Alqalyoobi Shehabaldin, Fernández Pérez Evans R, Oldham Justin M
Division of Pulmonary, Critical Care and Sleep Medicine, Department of Medicine, East Carolina University-Brody School of Medicine, Greenville, North Carolina, USA.
Present address: Internal Medicine - Pulmonary, Critical Care, and Sleep Medicine, Brody School of Medicine, Mail Stop 628, 3E-149, Greenville, NC, 27834, USA.
BMC Pulm Med. 2020 Nov 7;20(1):289. doi: 10.1186/s12890-020-01328-y.
Idiopathic pulmonary fibrosis (IPF) is a devastating condition characterized by progressive lung function decline and early mortality. While early accurate diagnosis is essential for IPF treatment, data evaluating the impact of hospital academic status on IPF-related mortality remains limited. Here we examined in-hospital mortality trends for patients with IPF from 2013 to 2017. We hypothesized that in-hospital IPF mortality would be influenced by hospital academic setting.
Hospitalization data was extracted from the National Inpatient Sample (NIS) for subjects with an international classification of disease code for IPF. In-hospital mortality stratified by hospital setting (academic versus non-academic) was the primary outcome of interest, with secondary analyses performed for subgroups with and without respiratory failure and requiring mechanical ventilation. Predictors of mortality were then assessed.
Among 93,680 patients with IPF requiring hospitalization, 58,450 (62.4%) were admitted to academic institutions. In-hospital mortality decreased significantly in those admitted to an academic hospital (p < 0.001) but remained unchanged in patients admitted to a non-academic hospital. A plateau in-hospital mortality was observed among all hospitalized patients (p = 0.12), with a significant decrease observed for patients with admitted respiratory failure (p < 0.001) and those placed on mechanic ventilation (p < 0.001).
In-hospital mortality decreased significantly for patients with IPF admitted to an academic hospital, suggesting that management strategies may differ by hospital setting. Mortality among those with respiratory failure and those requiring mechanical ventilation has dropped significantly. Our findings may underscore the importance of promoting early referral to an academic institution and adherence to international treatment guidelines.
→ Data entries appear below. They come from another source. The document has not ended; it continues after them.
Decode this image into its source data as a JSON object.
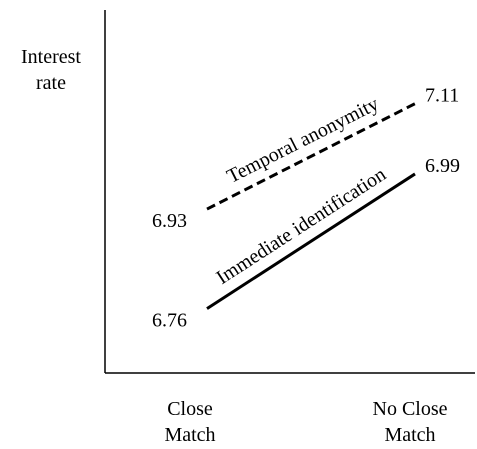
{
  "chart_data": {
    "type": "line",
    "y_label": "Interest rate",
    "categories": [
      "Close Match",
      "No Close Match"
    ],
    "series": [
      {
        "name": "Temporal anonymity",
        "color": "#000000",
        "style": "dashed",
        "values": [
          6.93,
          7.11
        ]
      },
      {
        "name": "Immediate identification",
        "color": "#000000",
        "style": "solid",
        "values": [
          6.76,
          6.99
        ]
      }
    ],
    "ylim": [
      6.65,
      7.27
    ]
  }
}
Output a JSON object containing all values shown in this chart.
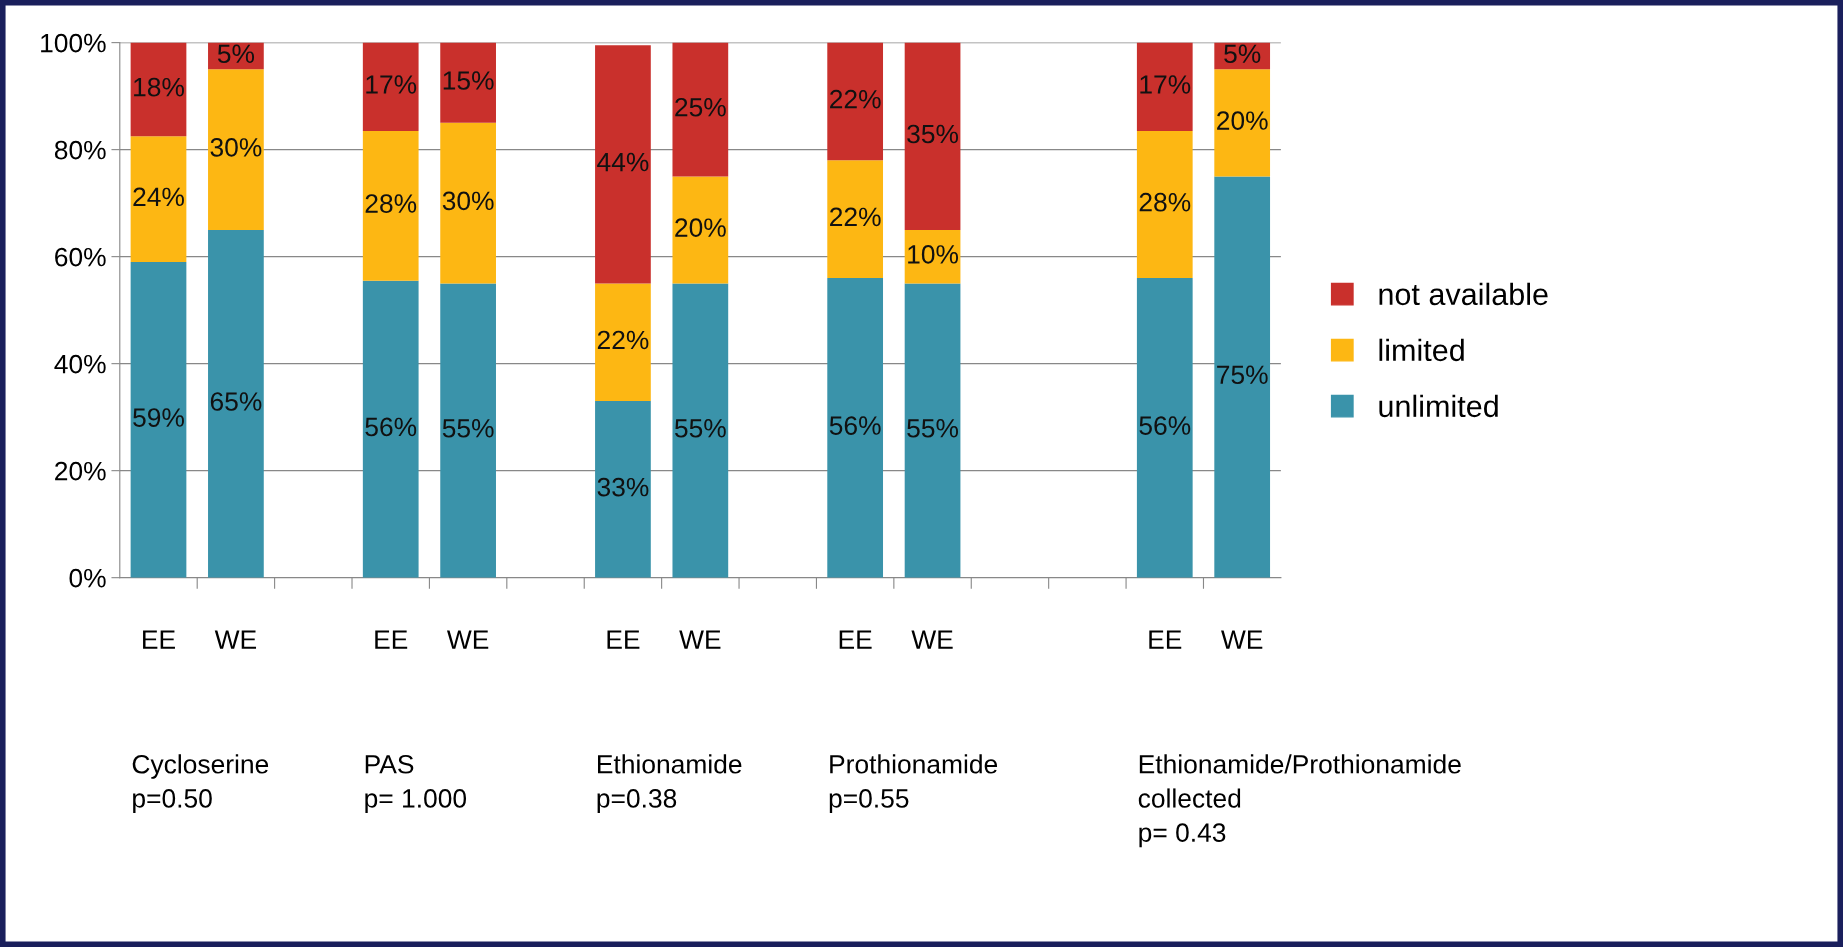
{
  "chart_data": {
    "type": "bar",
    "stacked": true,
    "grid": "y",
    "legend": "right",
    "categories": [
      "EE",
      "WE",
      null,
      "EE",
      "WE",
      null,
      "EE",
      "WE",
      null,
      "EE",
      "WE",
      null,
      null,
      "EE",
      "WE"
    ],
    "series": [
      {
        "name": "unlimited",
        "color": "#3a93aa",
        "values": [
          59,
          65,
          null,
          55.5,
          55,
          null,
          33,
          55,
          null,
          56,
          55,
          null,
          null,
          56,
          75
        ],
        "value_labels": [
          "59%",
          "65%",
          null,
          "56%",
          "55%",
          null,
          "33%",
          "55%",
          null,
          "56%",
          "55%",
          null,
          null,
          "56%",
          "75%"
        ]
      },
      {
        "name": "limited",
        "color": "#fdb713",
        "values": [
          23.5,
          30,
          null,
          28,
          30,
          null,
          22,
          20,
          null,
          22,
          10,
          null,
          null,
          27.5,
          20
        ],
        "value_labels": [
          "24%",
          "30%",
          null,
          "28%",
          "30%",
          null,
          "22%",
          "20%",
          null,
          "22%",
          "10%",
          null,
          null,
          "28%",
          "20%"
        ]
      },
      {
        "name": "not available",
        "color": "#c9302c",
        "values": [
          17.5,
          5,
          null,
          16.5,
          15,
          null,
          44.5,
          25,
          null,
          22,
          35,
          null,
          null,
          16.5,
          5
        ],
        "value_labels": [
          "18%",
          "5%",
          null,
          "17%",
          "15%",
          null,
          "44%",
          "25%",
          null,
          "22%",
          "35%",
          null,
          null,
          "17%",
          "5%"
        ]
      }
    ],
    "ylim": [
      0,
      100
    ],
    "yticks": [
      {
        "value": 0,
        "label": "0%"
      },
      {
        "value": 20,
        "label": "20%"
      },
      {
        "value": 40,
        "label": "40%"
      },
      {
        "value": 60,
        "label": "60%"
      },
      {
        "value": 80,
        "label": "80%"
      },
      {
        "value": 100,
        "label": "100%"
      }
    ],
    "annotations": [
      "Cycloserine\np=0.50",
      "PAS\np= 1.000",
      "Ethionamide\np=0.38",
      "Prothionamide\np=0.55",
      "Ethionamide/Prothionamide\ncollected\np= 0.43"
    ]
  }
}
特发性肺纤维化(IPF)是一种严重的疾病,其特征是肺功能进行性下降和早期死亡。虽然早期准确诊断对IPF治疗至关重要,但评估医院学术地位对IPF相关死亡率影响的数据仍然有限。在此,我们研究了2013年至2017年IPF患者的院内死亡率趋势。我们假设IPF的院内死亡率会受到医院学术环境的影响。
从国家住院样本(NIS)中提取患有IPF国际疾病分类代码的受试者的住院数据。按医院环境(学术性与非学术性)分层的院内死亡率是主要关注结果,对有和无呼吸衰竭以及需要机械通气的亚组进行了二次分析。然后评估死亡率的预测因素。
在93680例需要住院治疗的IPF患者中,58450例(62.4%)入住学术机构。入住学术医院的患者院内死亡率显著下降(p<0.001),但入住非学术医院的患者死亡率保持不变。在所有住院患者中观察到院内死亡率呈平稳状态(p = 0.12),而有呼吸衰竭的患者(p<0.001)和接受机械通气的患者(p<0.001)死亡率显著下降。
入住学术医院的IPF患者院内死亡率显著下降,这表明管理策略可能因医院环境而异。呼吸衰竭患者和需要机械通气患者的死亡率显著下降。我们的研究结果可能强调了促进早期转诊至学术机构以及遵循国际治疗指南的重要性。